I find it beyond strange that here I sit, two millenia later, commemorating the birth of a child in a backwater district of an ancient empire. The person of Jesus of Nazareth is known to us through the canonical writings of the New Testament and not much else. Just yesterday I had a mythicist approach me about whether he (Jesus) even existed. I haven't responded, mostly because I consider that kind of conspiratorial thinking to be rather ridiculous. And most conspiracists are also rather immune to reason and rational argumentation. But this obscure birth, in a backwater part of a vast empire, is intriguing nonetheless. The Jewish New Testament documents tell us about his advent, both through the gospel accounts, as well as the letters of Paul and other later followers. What's interesting in all of this is that the sequence of the New Testament isn't the same as the sequence of the writing of the New Testament writings.
My own evolution of belief has gone from the simple belief come from reading the text "as it is" to reading it through the lens of more recent critical scholarship. But this hasn't lessened my faith as much as refined it. As a child I read the text of scripture "as is" or so I thought. I didn't know back then that I had, in fact, imbibed assumptions which weren't necessarily of scriptural origins. I also didn't know that my own reading of the scriptural text was shaped by my cultural context. In other words, I didn't realize, like so many today, that "my" view isn't the same as unexpurgated "truth." That realization is both humbling and illuminating.
The Jesus of history was a Jew who was born and raised in an occupied Israel/Palestine, and who was intimately confronted with an occupying force who forced his people to decide between fidelity to their faith and obedience to a foreign power. He was, as best as what can tell, raised in the environment of being a political and religious refugee. He had a mother who understood herself to have borne into the world a prophet of Israel, possibly the Messiah. His role and identity was always contested, even among his closest followers and family.

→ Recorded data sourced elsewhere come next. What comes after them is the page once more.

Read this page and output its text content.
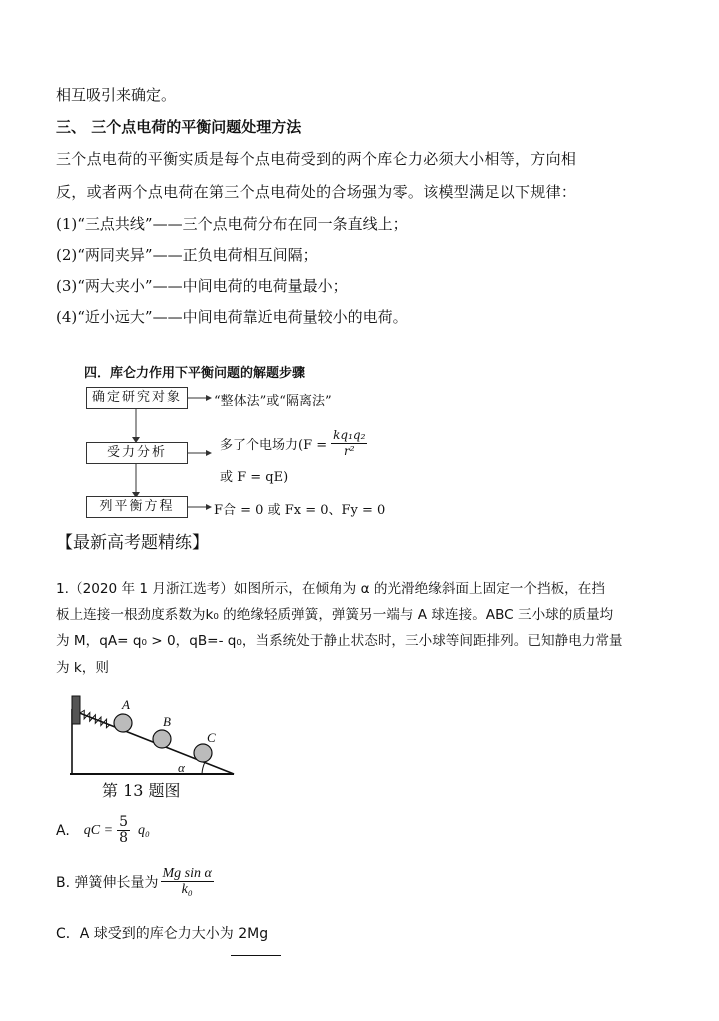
相互吸引来确定。
三、 三个点电荷的平衡问题处理方法
三个点电荷的平衡实质是每个点电荷受到的两个库仑力必须大小相等，方向相
反，或者两个点电荷在第三个点电荷处的合场强为零。该模型满足以下规律：
(1)“三点共线”——三个点电荷分布在同一条直线上；
(2)“两同夹异”——正负电荷相互间隔；
(3)“两大夹小”——中间电荷的电荷量最小；
(4)“近小远大”——中间电荷靠近电荷量较小的电荷。
四．库仑力作用下平衡问题的解题步骤
确定研究对象
受力分析
列平衡方程
“整体法”或“隔离法”
多了个电场力($F = \frac{\text{kq₁q₂}}{\text{r²}}$
或 F = qE)
F合 = 0 或 Fx = 0、Fy = 0
【最新高考题精练】
1.（2020 年 1 月浙江选考）如图所示，在倾角为 α 的光滑绝缘斜面上固定一个挡板，在挡
板上连接一根劲度系数为k₀ 的绝缘轻质弹簧，弹簧另一端与 A 球连接。ABC 三小球的质量均
为 M，qA= q₀ > 0，qB=- q₀，当系统处于静止状态时，三小球等间距排列。已知静电力常量
为 k，则
A
B
C
α
第 13 题图
A. qC = $\frac{5}{8} q_0$
B. 弹簧伸长量为 $\frac{\text{Mg sin α}}{\text{k₀}}$
C．A 球受到的库仑力大小为 2Mg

This is part of what especially intrigues me in my reading of the New Testament texts. There's a self critical element in the writing that is very different than anything else I've read among the other ANE texts which I've read and translated. As I've mentioned about the Hebrew writings also known as the OT, what I'm struck by is the utter humanity and reality shown in the protagonists behavior. The "heroes" of the Bible are all "very" human. When I read their stories, I read my own. Thus I see truth expressed. Strangely enough, that's why I believe the Bible to be true.